Speculative RAG consists of two components: (1) a specialist RAG drafter, and (2) a generalist RAG verifier. First, the base model’s knowledge retriever retrieves related documents from the knowledge base. Then, Speculative RAG offloads computational burden to the specialist RAG drafter, a small LM specialized in answering questions using retrieved documents and not expected to cope with general problems. This smaller module excels at reasoning over retrieved documents and can rapidly produce responses with their corresponding rationale. It serves as an efficient and robust RAG module for the generalist LM. The specialist drafter enables the generalist verifier to bypass the detailed review of potentially repetitive documents, focusing instead on validating the drafts and selecting the most accurate answer.

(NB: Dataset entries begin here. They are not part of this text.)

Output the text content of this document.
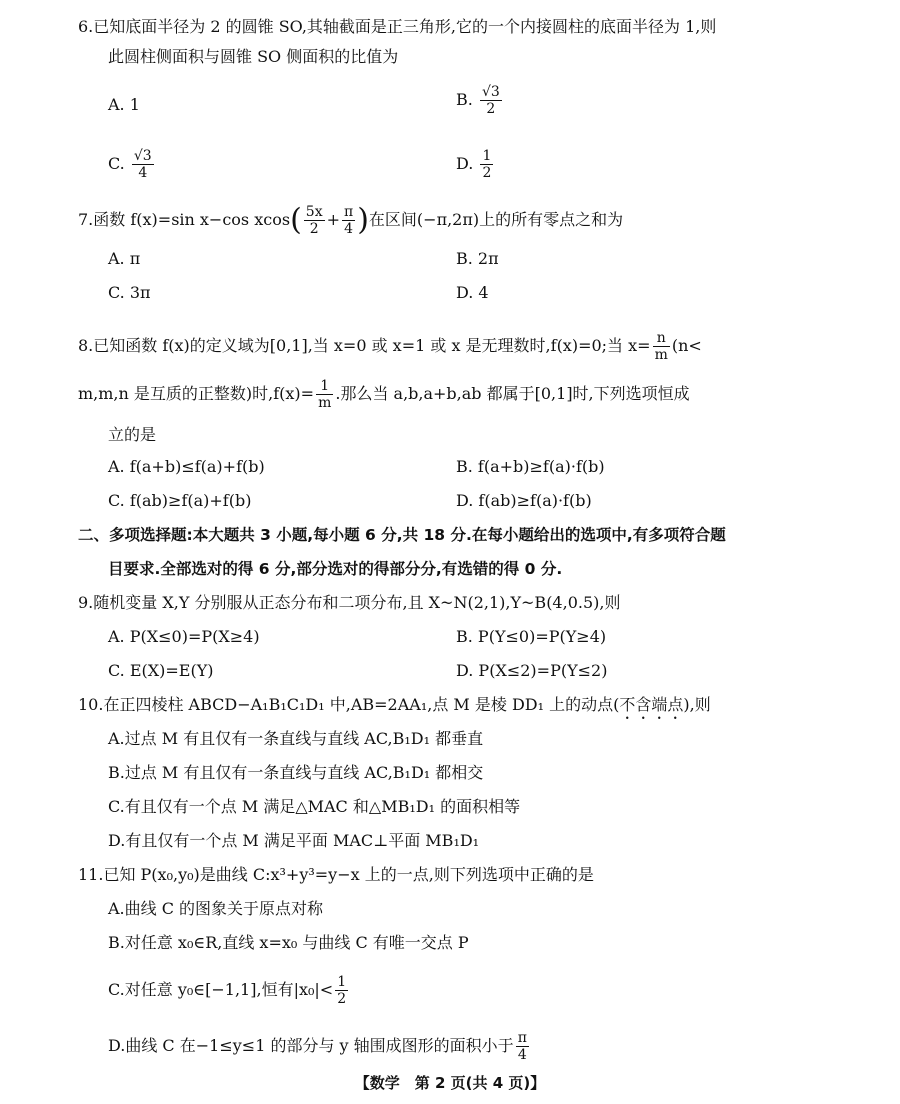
6.已知底面半径为 2 的圆锥 SO,其轴截面是正三角形,它的一个内接圆柱的底面半径为 1,则
此圆柱侧面积与圆锥 SO 侧面积的比值为
A. 1	B. $\frac{√3}{2}$
C. $\frac{√3}{4}$	D. $\frac{1}{2}$
7.函数 f(x)=sin x−cos $xcos( \frac{5x}{2} + \frac{\pi}{4}$ )在区间(−π,2π)上的所有零点之和为
A. π	B. 2π
C. 3π	D. 4
8.已知函数 f(x)的定义域为[0,1],当 x=0 或 x=1 或 x 是无理数时,f(x)=0;当 $x= \frac{n}{m} (n<$
m,m,n 是互质的正整数)时$,f(x)= \frac{1}{m}$ .那么当 a,b,a+b,ab 都属于[0,1]时,下列选项恒成
立的是
A. f(a+b)≤f(a)+f(b)	B. f(a+b)≥f(a)·f(b)
C. f(ab)≥f(a)+f(b)	D. f(ab)≥f(a)·f(b)
二、多项选择题:本大题共 3 小题,每小题 6 分,共 18 分.在每小题给出的选项中,有多项符合题
目要求.全部选对的得 6 分,部分选对的得部分分,有选错的得 0 分.
9.随机变量 X,Y 分别服从正态分布和二项分布,且 X~N(2,1),Y~B(4,0.5),则
A. P(X≤0)=P(X≥4)	B. P(Y≤0)=P(Y≥4)
C. E(X)=E(Y)	D. P(X≤2)=P(Y≤2)
10.在正四棱柱 ABCD−A₁B₁C₁D₁ 中,AB=2AA₁,点 M 是棱 DD₁ 上的动点(不含端点),则
A.过点 M 有且仅有一条直线与直线 AC,B₁D₁ 都垂直
B.过点 M 有且仅有一条直线与直线 AC,B₁D₁ 都相交
C.有且仅有一个点 M 满足△MAC 和△MB₁D₁ 的面积相等
D.有且仅有一个点 M 满足平面 MAC⊥平面 MB₁D₁
11.已知 P(x₀,y₀)是曲线 C:x³+y³=y−x 上的一点,则下列选项中正确的是
A.曲线 C 的图象关于原点对称
B.对任意 x₀∈R,直线 x=x₀ 与曲线 C 有唯一交点 P
C.对任意 y₀∈[−1,1],恒有$|x_0|< \frac{1}{2}$
D.曲线 C 在−1≤y≤1 的部分与 y 轴围成图形的面积小于 $\frac{\pi}{4}$
【数学　第 2 页(共 4 页)】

For example, when answering, “Which actress or singer starred as Doralee Rhodes in the 1980 film, Nine to Five?”, we retrieve a number of documents from the knowledge base with a retriever. We feed subsets of retrieved documents into the RAG drafter and generate multiple answer drafts with corresponding rationale in parallel. This guarantees a high processing speed of the large number of documents.
We determine that some retrieved documents are not relevant due to the limited capability of the knowledge retriever. In this example, the retrieved documents contain information about both the Nine to Five movie (1980) and the Nine to Five musical (2010). To determine the most accurate draft, the generalist RAG verifier, a general LLM, calculates the conditional generation probability of the answer drafts with rationales and outputs a confidence score. Since answer drafts based on the Nine to Five musical would be inaccurate, the generalist RAG verifier assigns those drafts lower scores and filters them out. Finally, the generalist verifier selects the answer draft with the highest confidence score, which is based on the Nine to Five movie, as the final answer.